Queer/Questioning is a bit of an umbrella term and includes people who are questioning their sexuality/gender identity, pansexual people, etc. It’s not perfect, especially because my intent is never to exclude anyone, but I think we’ll get there one day. Intersex people fall outside the traditional binary sex assignments ‒ physically, reproductively, etc. Please do not call people queer or hermaphrodites without their permission. The word “queer” is still considered a slur in many parts of the word, and to the best of my knowledge, the term hermaphrodite is an outdated and offensive identifier.

Asexual people do not experience sexual attraction, and aromantic people do not experience romantic attraction. That isn’t to say that asexual people never have sex, and aromantic people don’t form meaningful relationships ‒ because they do.

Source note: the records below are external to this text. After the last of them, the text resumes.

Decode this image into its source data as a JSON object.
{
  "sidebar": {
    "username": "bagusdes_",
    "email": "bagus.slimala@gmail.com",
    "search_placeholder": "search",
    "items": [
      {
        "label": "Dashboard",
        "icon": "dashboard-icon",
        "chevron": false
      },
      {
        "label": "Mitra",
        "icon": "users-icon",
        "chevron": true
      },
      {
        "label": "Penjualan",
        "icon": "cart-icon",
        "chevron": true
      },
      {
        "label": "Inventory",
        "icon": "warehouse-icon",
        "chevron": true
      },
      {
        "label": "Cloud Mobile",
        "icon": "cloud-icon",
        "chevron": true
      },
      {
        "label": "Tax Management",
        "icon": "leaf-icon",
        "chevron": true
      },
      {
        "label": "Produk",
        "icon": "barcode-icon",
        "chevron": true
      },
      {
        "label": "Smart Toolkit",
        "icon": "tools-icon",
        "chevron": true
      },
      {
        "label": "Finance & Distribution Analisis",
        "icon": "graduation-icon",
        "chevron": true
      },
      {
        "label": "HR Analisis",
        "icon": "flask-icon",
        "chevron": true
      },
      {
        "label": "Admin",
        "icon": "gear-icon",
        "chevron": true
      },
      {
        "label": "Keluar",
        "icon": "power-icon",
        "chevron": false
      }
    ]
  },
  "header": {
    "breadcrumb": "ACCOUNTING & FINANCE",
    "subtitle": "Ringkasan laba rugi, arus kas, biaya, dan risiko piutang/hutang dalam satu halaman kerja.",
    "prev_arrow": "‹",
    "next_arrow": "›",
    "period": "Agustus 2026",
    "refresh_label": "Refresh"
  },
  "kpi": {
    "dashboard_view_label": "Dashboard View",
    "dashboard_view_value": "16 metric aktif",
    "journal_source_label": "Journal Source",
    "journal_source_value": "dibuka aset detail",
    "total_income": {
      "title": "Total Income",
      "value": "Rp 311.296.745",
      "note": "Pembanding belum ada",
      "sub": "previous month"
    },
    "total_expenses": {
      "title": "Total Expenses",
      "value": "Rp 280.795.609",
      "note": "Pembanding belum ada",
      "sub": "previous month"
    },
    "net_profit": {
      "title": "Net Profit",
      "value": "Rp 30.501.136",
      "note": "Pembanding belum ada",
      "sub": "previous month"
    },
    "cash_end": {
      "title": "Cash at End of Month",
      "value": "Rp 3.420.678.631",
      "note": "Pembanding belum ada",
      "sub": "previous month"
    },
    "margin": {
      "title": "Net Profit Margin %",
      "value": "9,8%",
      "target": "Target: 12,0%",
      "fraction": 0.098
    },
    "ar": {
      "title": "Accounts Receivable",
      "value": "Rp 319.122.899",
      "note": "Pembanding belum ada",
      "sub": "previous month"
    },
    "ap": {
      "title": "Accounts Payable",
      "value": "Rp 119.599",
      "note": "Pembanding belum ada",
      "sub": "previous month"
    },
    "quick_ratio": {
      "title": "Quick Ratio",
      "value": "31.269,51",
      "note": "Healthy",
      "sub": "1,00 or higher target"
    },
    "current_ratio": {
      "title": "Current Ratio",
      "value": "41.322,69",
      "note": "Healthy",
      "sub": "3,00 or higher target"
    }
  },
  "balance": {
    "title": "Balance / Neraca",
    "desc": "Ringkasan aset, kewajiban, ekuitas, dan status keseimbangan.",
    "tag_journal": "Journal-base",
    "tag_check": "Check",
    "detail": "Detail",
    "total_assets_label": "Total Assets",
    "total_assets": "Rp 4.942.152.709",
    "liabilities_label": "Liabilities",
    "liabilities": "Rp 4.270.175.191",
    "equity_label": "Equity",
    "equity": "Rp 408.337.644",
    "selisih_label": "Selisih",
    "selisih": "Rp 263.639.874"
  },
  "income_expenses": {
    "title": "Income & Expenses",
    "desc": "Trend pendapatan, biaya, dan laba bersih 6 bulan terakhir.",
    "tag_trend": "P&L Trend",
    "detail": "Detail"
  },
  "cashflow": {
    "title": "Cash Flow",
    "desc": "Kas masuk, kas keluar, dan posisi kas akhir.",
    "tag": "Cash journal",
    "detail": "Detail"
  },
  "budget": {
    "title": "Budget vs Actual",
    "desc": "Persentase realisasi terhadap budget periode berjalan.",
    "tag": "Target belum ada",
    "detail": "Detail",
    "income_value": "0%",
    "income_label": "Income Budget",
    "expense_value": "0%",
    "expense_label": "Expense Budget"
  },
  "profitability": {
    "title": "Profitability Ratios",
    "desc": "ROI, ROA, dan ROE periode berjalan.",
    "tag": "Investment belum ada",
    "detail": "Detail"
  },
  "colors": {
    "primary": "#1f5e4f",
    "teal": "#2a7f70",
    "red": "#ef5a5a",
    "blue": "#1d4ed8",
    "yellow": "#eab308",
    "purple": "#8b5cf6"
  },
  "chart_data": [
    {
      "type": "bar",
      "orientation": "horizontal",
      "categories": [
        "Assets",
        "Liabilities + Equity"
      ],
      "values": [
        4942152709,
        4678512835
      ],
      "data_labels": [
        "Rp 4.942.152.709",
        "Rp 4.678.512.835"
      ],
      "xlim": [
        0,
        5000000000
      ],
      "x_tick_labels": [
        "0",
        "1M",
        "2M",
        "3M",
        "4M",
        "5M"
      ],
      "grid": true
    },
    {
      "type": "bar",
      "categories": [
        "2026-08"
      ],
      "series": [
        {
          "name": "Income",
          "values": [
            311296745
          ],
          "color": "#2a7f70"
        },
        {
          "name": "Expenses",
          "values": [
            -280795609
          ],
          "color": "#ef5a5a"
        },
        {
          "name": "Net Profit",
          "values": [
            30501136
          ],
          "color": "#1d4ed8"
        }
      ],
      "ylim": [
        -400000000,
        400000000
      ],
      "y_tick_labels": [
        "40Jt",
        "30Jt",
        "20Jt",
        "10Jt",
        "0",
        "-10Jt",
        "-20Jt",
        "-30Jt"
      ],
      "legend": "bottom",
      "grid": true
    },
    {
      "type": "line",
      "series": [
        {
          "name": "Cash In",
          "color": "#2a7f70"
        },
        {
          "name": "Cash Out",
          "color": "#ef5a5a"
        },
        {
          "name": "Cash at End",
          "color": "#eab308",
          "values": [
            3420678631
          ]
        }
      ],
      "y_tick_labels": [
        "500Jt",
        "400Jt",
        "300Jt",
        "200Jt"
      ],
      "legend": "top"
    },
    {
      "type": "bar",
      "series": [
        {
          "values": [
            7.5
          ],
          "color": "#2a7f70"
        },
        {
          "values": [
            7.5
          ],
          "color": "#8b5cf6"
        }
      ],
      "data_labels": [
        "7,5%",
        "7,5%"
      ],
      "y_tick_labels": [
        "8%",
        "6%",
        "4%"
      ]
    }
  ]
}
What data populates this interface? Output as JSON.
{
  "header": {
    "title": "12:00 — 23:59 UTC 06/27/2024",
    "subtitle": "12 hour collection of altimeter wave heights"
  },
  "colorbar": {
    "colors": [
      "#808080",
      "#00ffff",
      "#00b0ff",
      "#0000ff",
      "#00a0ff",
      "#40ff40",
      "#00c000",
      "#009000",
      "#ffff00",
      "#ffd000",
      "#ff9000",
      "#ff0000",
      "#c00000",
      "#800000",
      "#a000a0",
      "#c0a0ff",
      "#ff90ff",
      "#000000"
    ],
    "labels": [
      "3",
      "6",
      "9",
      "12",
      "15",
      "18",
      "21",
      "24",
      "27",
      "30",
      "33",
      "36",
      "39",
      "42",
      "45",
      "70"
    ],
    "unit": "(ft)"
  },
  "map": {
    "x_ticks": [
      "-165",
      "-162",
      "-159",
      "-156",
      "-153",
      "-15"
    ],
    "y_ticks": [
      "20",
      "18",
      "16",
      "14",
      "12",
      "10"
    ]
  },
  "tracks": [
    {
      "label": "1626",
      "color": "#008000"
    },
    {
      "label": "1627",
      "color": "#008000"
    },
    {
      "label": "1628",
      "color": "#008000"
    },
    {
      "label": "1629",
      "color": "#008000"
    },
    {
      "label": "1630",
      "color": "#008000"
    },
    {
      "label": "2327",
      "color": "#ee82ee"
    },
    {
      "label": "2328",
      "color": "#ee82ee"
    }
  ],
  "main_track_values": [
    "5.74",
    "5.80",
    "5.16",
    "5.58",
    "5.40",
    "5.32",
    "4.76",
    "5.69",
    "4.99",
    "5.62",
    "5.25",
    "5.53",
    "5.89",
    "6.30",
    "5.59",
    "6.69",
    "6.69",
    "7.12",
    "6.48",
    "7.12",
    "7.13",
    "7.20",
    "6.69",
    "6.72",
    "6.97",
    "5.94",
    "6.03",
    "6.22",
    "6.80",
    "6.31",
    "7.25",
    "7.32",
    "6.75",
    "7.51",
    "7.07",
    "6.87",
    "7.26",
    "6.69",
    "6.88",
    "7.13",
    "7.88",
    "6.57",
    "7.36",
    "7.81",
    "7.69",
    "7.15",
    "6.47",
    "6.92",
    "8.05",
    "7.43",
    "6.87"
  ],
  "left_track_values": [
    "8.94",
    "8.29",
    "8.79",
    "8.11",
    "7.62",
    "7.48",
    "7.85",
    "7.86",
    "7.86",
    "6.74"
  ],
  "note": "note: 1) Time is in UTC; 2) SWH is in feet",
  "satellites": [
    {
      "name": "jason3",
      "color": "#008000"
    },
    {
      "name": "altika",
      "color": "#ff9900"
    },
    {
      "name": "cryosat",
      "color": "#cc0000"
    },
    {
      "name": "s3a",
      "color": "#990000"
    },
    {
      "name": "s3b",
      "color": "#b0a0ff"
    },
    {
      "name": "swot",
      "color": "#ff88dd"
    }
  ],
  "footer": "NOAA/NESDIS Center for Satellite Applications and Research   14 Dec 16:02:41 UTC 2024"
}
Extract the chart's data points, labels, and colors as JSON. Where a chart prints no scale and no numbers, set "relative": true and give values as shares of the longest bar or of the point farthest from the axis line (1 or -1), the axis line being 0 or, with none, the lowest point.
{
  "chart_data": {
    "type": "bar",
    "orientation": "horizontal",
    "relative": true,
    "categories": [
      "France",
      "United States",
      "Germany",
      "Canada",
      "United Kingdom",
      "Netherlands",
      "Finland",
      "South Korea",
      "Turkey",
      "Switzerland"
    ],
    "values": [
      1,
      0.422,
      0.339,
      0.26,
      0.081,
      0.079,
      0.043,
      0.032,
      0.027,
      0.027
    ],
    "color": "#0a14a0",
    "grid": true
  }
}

Some asexual people have high sex drives, while others are completely sex-repulsed, and just because aromantic people don’t want a romantic relationship doesn’t mean they don’t want any relationships.

Our identities aren’t solid, inalterable blocks of stone; they’re more of a malleable, adaptive squishy thing. Gender and sexuality are spectrums. It’s okay to grow, change, and update your understanding of yourself because that’s what we do as people. Also, it’s totally okay to yell at me if I got something wrong here, but not if you’re a Mean Homophobe™ who just wants to gripe about the liberals come to corrupt your poor innocent children.